I was tickled to see this picture posted on suburban pastor Joe Thorn's blog:
The magazine article "Is It Time to Move to the Burbs?" is from Details magazine, and it chronicles a trend of city residents relocating to suburbia because of suburbia's growing attractiveness. The article notes that older categories of "city" and "suburb" are blurring, and that since 1950, over 90% of metropolitan growth has taken place in suburbia. One author is cited as saying, "From a cultural standpoint, cities are becoming less interesting and the suburbs are increasingly where the action is."
Suburban contexts are becoming more culturally, socioeconomically and religiously diverse, which of course has implications for suburban mission and ministry. I suspect that as more urban professionals migrate to suburbs, we will see the need for more culturally creative and intellectually engaged churches doing in suburbia what Tim Keller's Redeemer Presbyterian Church is doing in Manhattan, as they put it, renewing the city socially, spiritually and culturally. New suburban communities are actually recovering some of the original urban ideals that many cities started out as, with more of a sense of place, village identity and local community interdependence.

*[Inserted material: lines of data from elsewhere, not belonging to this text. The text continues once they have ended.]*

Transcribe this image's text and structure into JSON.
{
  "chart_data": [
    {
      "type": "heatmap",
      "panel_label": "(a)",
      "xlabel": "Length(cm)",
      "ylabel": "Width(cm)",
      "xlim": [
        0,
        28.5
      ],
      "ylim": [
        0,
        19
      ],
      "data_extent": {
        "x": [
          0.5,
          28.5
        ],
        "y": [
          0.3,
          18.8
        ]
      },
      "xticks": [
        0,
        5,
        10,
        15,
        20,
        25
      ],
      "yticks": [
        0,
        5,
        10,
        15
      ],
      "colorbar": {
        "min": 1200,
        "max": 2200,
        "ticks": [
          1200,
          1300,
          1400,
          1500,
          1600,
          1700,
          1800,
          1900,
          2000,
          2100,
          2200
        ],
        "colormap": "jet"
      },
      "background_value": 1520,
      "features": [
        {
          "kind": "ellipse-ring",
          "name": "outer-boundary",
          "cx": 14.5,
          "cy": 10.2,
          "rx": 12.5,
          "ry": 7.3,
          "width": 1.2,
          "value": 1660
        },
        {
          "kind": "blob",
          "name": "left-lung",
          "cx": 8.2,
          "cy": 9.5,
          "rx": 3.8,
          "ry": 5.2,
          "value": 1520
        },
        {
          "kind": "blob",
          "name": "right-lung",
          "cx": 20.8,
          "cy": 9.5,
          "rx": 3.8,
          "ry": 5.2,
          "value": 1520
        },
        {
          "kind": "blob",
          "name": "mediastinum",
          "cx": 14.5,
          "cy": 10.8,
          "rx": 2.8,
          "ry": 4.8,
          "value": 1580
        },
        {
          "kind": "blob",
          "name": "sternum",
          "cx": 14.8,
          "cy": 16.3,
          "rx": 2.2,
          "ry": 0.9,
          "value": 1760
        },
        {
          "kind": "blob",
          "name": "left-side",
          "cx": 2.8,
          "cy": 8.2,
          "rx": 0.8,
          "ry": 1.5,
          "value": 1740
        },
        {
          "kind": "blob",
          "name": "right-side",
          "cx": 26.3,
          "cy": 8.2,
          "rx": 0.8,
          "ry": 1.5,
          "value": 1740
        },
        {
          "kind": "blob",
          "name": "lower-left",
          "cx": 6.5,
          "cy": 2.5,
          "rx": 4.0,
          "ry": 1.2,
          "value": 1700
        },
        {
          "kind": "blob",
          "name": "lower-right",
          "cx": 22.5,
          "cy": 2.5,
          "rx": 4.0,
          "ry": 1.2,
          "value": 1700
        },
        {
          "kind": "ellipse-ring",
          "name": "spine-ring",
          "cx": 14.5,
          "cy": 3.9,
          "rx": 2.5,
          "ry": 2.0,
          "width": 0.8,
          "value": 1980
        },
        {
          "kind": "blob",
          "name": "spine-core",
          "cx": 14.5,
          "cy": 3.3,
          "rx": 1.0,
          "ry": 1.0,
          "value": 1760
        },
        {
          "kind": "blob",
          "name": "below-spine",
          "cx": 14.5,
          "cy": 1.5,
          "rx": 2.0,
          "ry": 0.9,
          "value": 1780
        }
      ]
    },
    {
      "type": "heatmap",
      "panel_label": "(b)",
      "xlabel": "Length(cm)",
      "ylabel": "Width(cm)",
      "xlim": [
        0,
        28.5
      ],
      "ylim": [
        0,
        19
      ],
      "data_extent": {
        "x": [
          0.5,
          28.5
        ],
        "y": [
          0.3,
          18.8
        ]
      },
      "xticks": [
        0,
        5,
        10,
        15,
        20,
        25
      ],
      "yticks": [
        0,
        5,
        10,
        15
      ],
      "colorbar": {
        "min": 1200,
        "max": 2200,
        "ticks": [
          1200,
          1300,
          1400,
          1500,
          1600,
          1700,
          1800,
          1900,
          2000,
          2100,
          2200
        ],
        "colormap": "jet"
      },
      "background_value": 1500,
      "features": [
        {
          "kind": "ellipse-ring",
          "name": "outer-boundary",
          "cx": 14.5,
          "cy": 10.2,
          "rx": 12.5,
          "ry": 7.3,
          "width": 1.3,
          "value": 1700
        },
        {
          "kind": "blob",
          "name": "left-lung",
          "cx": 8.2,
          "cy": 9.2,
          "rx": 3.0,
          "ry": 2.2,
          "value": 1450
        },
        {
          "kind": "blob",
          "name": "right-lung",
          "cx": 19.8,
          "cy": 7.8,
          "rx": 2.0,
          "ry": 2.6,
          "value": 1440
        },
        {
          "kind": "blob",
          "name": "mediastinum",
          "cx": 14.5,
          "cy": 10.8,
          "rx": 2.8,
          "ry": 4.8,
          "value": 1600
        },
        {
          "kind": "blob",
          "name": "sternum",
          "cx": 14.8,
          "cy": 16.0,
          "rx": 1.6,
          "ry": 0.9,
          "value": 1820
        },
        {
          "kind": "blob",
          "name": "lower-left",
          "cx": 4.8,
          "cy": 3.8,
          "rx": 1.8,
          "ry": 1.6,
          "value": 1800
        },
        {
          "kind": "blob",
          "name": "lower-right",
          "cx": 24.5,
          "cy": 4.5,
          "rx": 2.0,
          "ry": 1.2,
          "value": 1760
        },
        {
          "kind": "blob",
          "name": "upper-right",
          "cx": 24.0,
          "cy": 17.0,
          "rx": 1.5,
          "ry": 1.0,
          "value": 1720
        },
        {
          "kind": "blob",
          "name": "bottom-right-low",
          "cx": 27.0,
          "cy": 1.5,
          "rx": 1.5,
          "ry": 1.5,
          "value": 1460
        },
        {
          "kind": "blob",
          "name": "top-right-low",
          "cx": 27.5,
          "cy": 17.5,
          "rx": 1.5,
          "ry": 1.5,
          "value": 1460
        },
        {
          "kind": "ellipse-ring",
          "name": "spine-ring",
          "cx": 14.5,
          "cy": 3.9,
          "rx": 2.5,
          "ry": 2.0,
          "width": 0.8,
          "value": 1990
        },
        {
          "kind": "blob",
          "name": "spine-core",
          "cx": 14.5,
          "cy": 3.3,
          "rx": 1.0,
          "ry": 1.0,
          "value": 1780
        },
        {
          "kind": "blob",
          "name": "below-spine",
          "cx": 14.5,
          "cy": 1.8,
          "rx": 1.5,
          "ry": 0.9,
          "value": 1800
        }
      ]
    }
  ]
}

In many ways, the challenge for suburban churches cuts at least two ways. On the one hand, we need to contextualize our ministries in ways that connect with indigenous suburban residents. On the other, we also need to keep in mind all the new arrivals who may be relocating from either urban or rural contexts, with perhaps entirely different sets of expectations. The better we can help our new suburban neighbors navigate the suburban environment - and bring to suburbia all the gifts and expertise gained from other contexts - the better off both our churches and our suburbs will be.